This week Smagorinsky offered some
ideas that can be used for the upcoming unit plan. However, I don’t think it
was a great help because I really would have wished that they were a lot more
“unconventional” than he suggested. Most
of those activities are ideas that we’ve heard and talked before, and I’m sure
there are other ways to engage and excite students about text beyond the
activities we always turn to. I guess
its our job to figure it out.
The
Christenbury reading was also a little redundant and reminiscent of last
semester. The writing she discusses is exactly what we’re doing in Dr. Bomer’s
class. I am really surprised at how challenging that has been for me. I think
it’s because I am forced to do all of the thinking and creating instead of having
a rubric or topics laid out for me. I think this is great news for teachers and
students. This style of teaching writing is challenging and rigorous and forces
students to think about they’re writing way more than they ever have. I am very
excited to do this in my own classroom because the end product is so
refreshing. It’s like creating a piece of art, it is!

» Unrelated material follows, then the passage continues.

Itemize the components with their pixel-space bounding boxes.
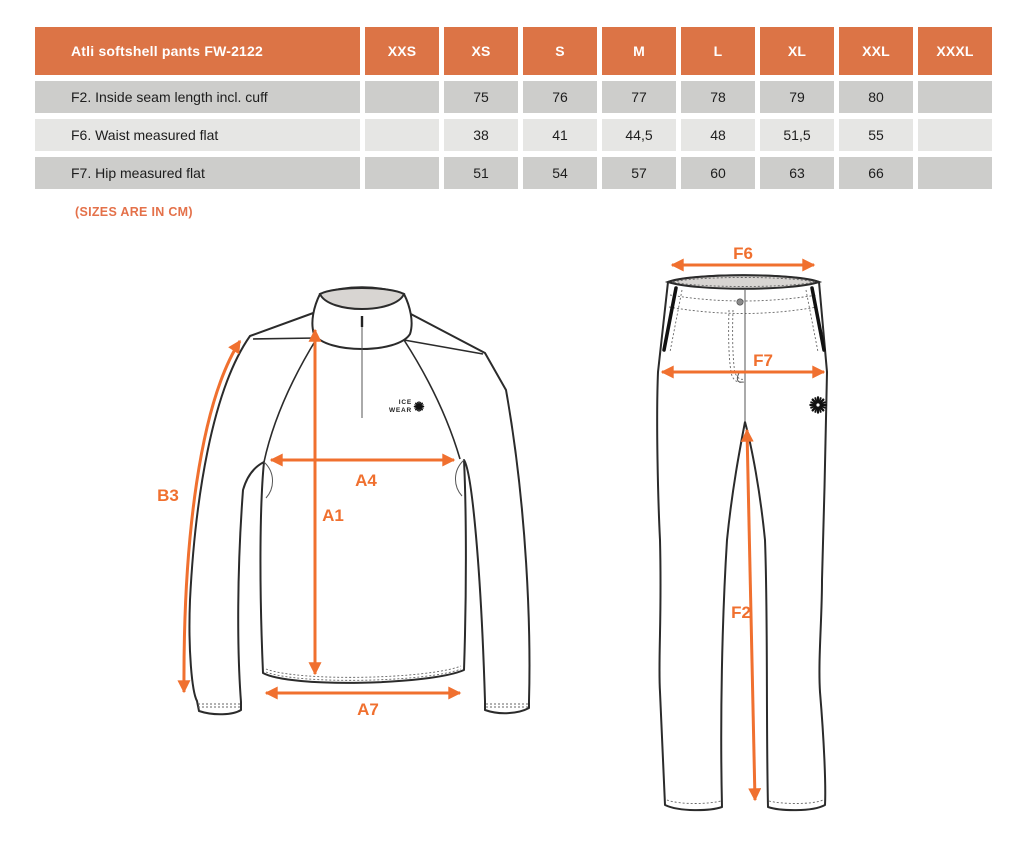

One thing I did not like about Christenbury is
how she dedicated a whole section to Shakespeare; I thought that was something
we were moving away from. It made me think about the texts I’m thinking about
for my classroom. Am I choosing them because they are great for the students or
because they’re my personal favorites? I think it’s important that the text is
both, not one or the other. One thing I
did really like is her mentioning drama as a way to learn and interact with
literature. I think this is funny, but
the one class I took on Shakespeare during undergrad was called “Doing it”, and
I loved it. The whole course was made of partners acting out all of the scenes
in the selected plays and that is definitely something I’d like to do in the classroom
because it allowed to connect with pieces of literature that I had previously despised.
As far as
fieldwork goes, I noticed that my CT is a lot more direct and firm with her
students, which I think is working in her favor. I don’t know if she notices but
the students are responding well to it and that makes me very happy.